In short, I met my best friends at Kalamazoo College, which include Tom Meyers, Elaine Klein, Jane Burchfield, Helene Dunbar (Baker), Mark Brager, Julie Peck, and Diana Cohen (Bury).  Through my association with Kalamazoo College, I have met many other amazing people with whom I did not actually attend Kalamazoo College, such as Bruce "Frisbee" Johnson, Stu Gulliver, the aforementioned Ultimate people, and many others (such as current super cool members of my KUDL team: Woody Tauke and Meredith Edwards). And then there's the professors, some of whom are my favorite people of all time and had an enormous impact in shaping the person I am today, such as Gail Griffin, with whom I am actually Facebook friends, and who, sadly, just retired.

And yet, aside from the academic rigor, the K-Plan, the people, and all the other elements of those three aspects of the Kalamazoo College experience, there is something about the place, something ineffable, though I will try to "eff" it with my wordy ability.  When I went up to K's campus with my step son Ivan on Friday the 28th (2013) to take all but one of the pictures featured here, I felt many things that are difficult to describe. The easy feelings are simple nostalgia, memories, the feeling of being home. But there's something else. There's a feeling that I might try to describe as spiritual. There's an energy, a vibe, that only exists on that campus and changes based on the time of day (or night) and weather. I had a glimpse of this feeling when I first discovered Kalamazoo College when I was trying to select a college.

My father suggested I look into it: "Why don't you consider Kalamazoo College?"

"Where is it?" I replied.

Obviously, it was in Kalamazoo somewhere. But where? I had no idea. I did not remember ever driving past it.

"That place out by your former partner's house?" By which, I meant Kalamazoo Valley Community College.

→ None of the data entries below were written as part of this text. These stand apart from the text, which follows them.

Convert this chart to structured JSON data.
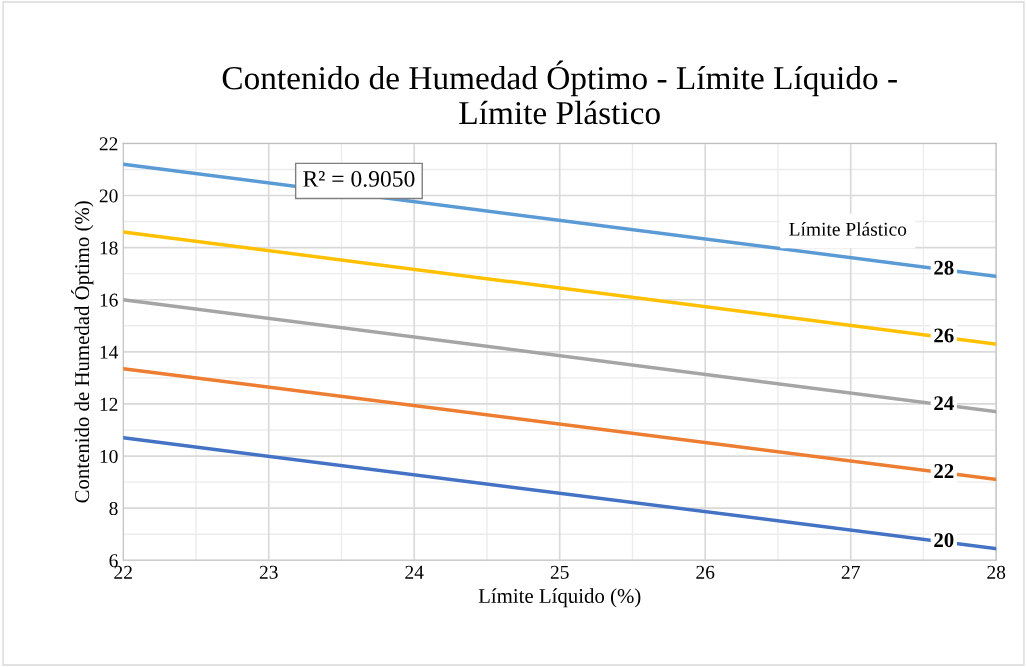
{
  "chart_data": {
    "type": "line",
    "title": "Contenido de Humedad Óptimo - Límite Líquido -\nLímite Plástico",
    "xlabel": "Límite Líquido (%)",
    "ylabel": "Contenido de Humedad Óptimo (%)",
    "annotations": [
      "R² = 0.9050",
      "Límite Plástico"
    ],
    "x": [
      22,
      28
    ],
    "xlim": [
      22,
      28
    ],
    "xticks": [
      22,
      23,
      24,
      25,
      26,
      27,
      28
    ],
    "ylim": [
      6,
      22
    ],
    "yticks": [
      6,
      8,
      10,
      12,
      14,
      16,
      18,
      20,
      22
    ],
    "grid": true,
    "legend": false,
    "marker": "none",
    "line_style": "solid",
    "series": [
      {
        "name": "28",
        "color": "#5b9bd5",
        "values": [
          21.2,
          16.9
        ]
      },
      {
        "name": "26",
        "color": "#ffc000",
        "values": [
          18.6,
          14.3
        ]
      },
      {
        "name": "24",
        "color": "#a5a5a5",
        "values": [
          16.0,
          11.7
        ]
      },
      {
        "name": "22",
        "color": "#ed7d31",
        "values": [
          13.35,
          9.1
        ]
      },
      {
        "name": "20",
        "color": "#4472c4",
        "values": [
          10.7,
          6.45
        ]
      }
    ]
  }
}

No, my father assured me that there was another school, one that I would find on Westmain Hill. He told me to follow Lovell from downtown Kalamazoo, and I would drive right to it. So, I took the young man I was supervising while his parents were away (we did not call it "babysitting" as he was no baby), and we drove up to Kalamazoo College on Lovell Street. We drove its campus (very short drive), we also walked around a bit, and I felt that feeling, that connection, that vibe, just a glimmer, just a smidgen, an iota, a quantum. But I was intrigued; I was inspired. I also tried to go back the way I came in the car, since I did not know my way around being a new driver at the time, back Lovell to downtown Kalamazoo, not realizing that Lovell was a one way street until young master Jon and I faced an on rush of coming traffic.

I don't know what it is, how to describe it, but there is something special about Kalamazoo College as a place as well as an idea.

How is that for an "essay" that is shorter than the introduction that preceded it? Such is the way of this blog.